Frankenstein: Close Reading Post # 2
In the opening passage of chapter nine of Mary Shelley’s Frankenstein or the Modern Prometheus, Victor expresses his innermost feelings of deep sorrow and guilt following Justine’s undeserving execution. On the night of his arrival in Geneva, Victor had begun to suspect that his own monstrous creation had spitefully murdered his younger brother after catching sight of Frankenstein lurking outside of the city gates near the location where his brother was suspected to have been killed. Although he initially refrained from sharing this theory with anyone because he did not want to be deemed eccentric, Victor now falls into a seemingly never-ending depression due to the realization that he may be the cause of two deaths among his close circle of loved ones.
Shelley utilizes vivid imagery to allow readers a glimpse into Victor’s dismal thought processes as he is pondering his current dismal state, “Justine died, she rested, and I was alive. The blood flowed freely in my veins, but a weight of despair and remorse pressed on my heart which nothing could remove. Sleep fled from my eyes; I wandered like an evil spirit, for I had committed deeds of mischief beyond description horrible, and more, much more (I persuaded myself) was yet behind.” (84)
Shelley incorporates the rhetorical device of parallelism within the sentence structure of the first line by comparing Justine’s dead state to Victor’s living, breathing self to stress Victor’s realization that Justine has been forced to pay the price for his careless actions. Following this, the author once again parallels Victor’s blood flowing freely with the weight of guilt and sadness he feels in his heart in an antithesis which allows readers to believe that although Victor is still alive and physically able, his spirit and heart are barely surviving. Shelley then skips into another literary device by personifying the term ‘sleep’, which takes on the human action of “fleeing” from Victor’s eyes. This intriguing twist on words captivates the reader’s attention and adds a poetic nuance to the monologue. Finally, she closes the passage with the common use of a simile which compares Victor to an evil spirit in that they are both restless souls harboring concealed thoughts and secrets.

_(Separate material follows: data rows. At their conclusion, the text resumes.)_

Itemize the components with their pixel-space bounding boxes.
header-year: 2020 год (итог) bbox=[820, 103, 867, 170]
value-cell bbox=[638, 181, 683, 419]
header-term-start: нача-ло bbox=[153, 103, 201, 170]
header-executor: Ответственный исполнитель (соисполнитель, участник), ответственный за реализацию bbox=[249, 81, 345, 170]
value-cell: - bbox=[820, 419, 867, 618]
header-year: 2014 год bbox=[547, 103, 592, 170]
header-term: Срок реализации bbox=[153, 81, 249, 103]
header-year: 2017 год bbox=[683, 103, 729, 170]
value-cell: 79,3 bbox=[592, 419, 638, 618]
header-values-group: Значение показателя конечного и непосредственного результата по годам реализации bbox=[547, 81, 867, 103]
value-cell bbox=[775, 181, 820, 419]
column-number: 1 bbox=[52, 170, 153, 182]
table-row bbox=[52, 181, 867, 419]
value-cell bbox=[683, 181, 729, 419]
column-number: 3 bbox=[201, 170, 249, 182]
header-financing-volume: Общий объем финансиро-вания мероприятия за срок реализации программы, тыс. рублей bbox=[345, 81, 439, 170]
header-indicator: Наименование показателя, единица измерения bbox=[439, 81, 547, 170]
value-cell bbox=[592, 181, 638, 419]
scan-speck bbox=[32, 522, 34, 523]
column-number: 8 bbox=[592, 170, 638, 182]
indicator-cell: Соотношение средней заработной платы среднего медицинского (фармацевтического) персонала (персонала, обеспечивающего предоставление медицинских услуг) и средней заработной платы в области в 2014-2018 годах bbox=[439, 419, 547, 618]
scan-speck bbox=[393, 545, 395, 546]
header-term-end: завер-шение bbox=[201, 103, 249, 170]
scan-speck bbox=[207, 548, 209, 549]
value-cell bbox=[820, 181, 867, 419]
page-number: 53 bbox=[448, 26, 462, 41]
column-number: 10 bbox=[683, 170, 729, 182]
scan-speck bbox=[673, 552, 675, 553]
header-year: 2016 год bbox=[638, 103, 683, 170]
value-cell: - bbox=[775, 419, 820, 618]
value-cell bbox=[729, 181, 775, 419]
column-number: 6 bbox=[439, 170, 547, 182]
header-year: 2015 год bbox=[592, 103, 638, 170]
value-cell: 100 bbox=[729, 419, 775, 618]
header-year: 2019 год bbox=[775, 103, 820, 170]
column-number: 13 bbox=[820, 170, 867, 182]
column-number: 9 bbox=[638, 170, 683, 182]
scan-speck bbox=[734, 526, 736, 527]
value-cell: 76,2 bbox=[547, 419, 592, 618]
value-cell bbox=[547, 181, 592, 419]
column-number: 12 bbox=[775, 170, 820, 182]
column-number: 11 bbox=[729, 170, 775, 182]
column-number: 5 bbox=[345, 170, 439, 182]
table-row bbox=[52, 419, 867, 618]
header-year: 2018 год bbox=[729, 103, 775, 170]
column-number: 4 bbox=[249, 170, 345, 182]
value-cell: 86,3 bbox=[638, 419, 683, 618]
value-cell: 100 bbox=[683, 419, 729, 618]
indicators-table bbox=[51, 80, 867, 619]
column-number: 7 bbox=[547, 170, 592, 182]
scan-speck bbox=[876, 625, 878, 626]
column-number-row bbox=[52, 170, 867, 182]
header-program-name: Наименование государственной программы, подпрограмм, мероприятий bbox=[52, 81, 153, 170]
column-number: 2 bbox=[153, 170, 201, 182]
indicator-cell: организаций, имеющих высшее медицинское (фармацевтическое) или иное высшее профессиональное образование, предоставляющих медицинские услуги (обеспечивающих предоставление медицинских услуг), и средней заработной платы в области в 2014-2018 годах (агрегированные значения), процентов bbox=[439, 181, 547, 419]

Within the same span of two pages, Shelley continues to describe Victor’s decaying state with another monologue laden with rhetorical and literary devices “I was often tempted, when all was at peace around me, and I the only unquiet thing that wandered restless in a scene so beautiful and heavenly – if I except some bat, or the frogs, whose harsh and interrupted croaking was heard only when I approached the shore – often, I say, I was tempted to plunge into the silent lake, that the waters might close over me and my calamities forever.” (85) Within this one sentence alone, Shelley strings an array of parallelisms including a comparison between Victor’s inner restlessness to the harmonious setting surrounding him, his desire to interrupt the peacefulness of the silent lake by drowning in it and possibly committing suicide, and finally having the waters engulf him which would actually serve to bring him peace of mind.
All of these colorful uses of rhetorical, literary, and narrative devices allow readers to fully comprehend and potentially sympathize with Victor as he grasps the full impression of the consequences following the creation of his monster. Shelley conveys Victor’s emotions and feelings to readers in a manner which is impactful and leaves us emotionally invested in the plot and the character of Victor himself who appears to have made one dire, seemingly innocent mistake which has unleashed an unending sequence of horrific events to follow. By allowing Victor to describe the full extent of the guilt and despair he felt following Justine’s execution and the death of his brother, Shelley allows us to also gain a better understanding of Victor’s own personality as well as his moral conscience which has been called into question.
I think you are doing a really good job of trying to focus on the rhetorical devices that Shelley uses. It seems that you are a doing a combination of an archaeological dig and a side by side. It’s more that you’re doing two archaeological digs since you’re not really comparing and contrasting the two passages you look at.
What I’d like to see is a more focused articulation of what the rhetorical devices are doing in and for the text. To be sure you offer a comment/reading on the devices you point out, but you don’t really discuss how these different devices work together as one assemblage in the text. Additionally some times you root the stakes of a device in just getting the reader’s attention. Certainly authors are aware of a need to hold an audience. At the same time it’s very difficult to argue that device holds a reader’s attention since what might get your attention doesn’t necessarily get my attention. You’d have to actually show how this device works to disrupt or play on cognitive desires to make sense or attend to something. Still the question then would be what are the stakes?
For example you say “his intriguing twist on words captivates the reader’s attention and adds a poetic nuance to the monologue.” Your reading here is more of an evaluation of the text “intriguing twist” and “captivat[ing]” and “poetic nuance.” I like the way these descriptions make your own language sound, but I’m not sure what the intriguing twist is or why it matters. How does it affect the way we understand the text.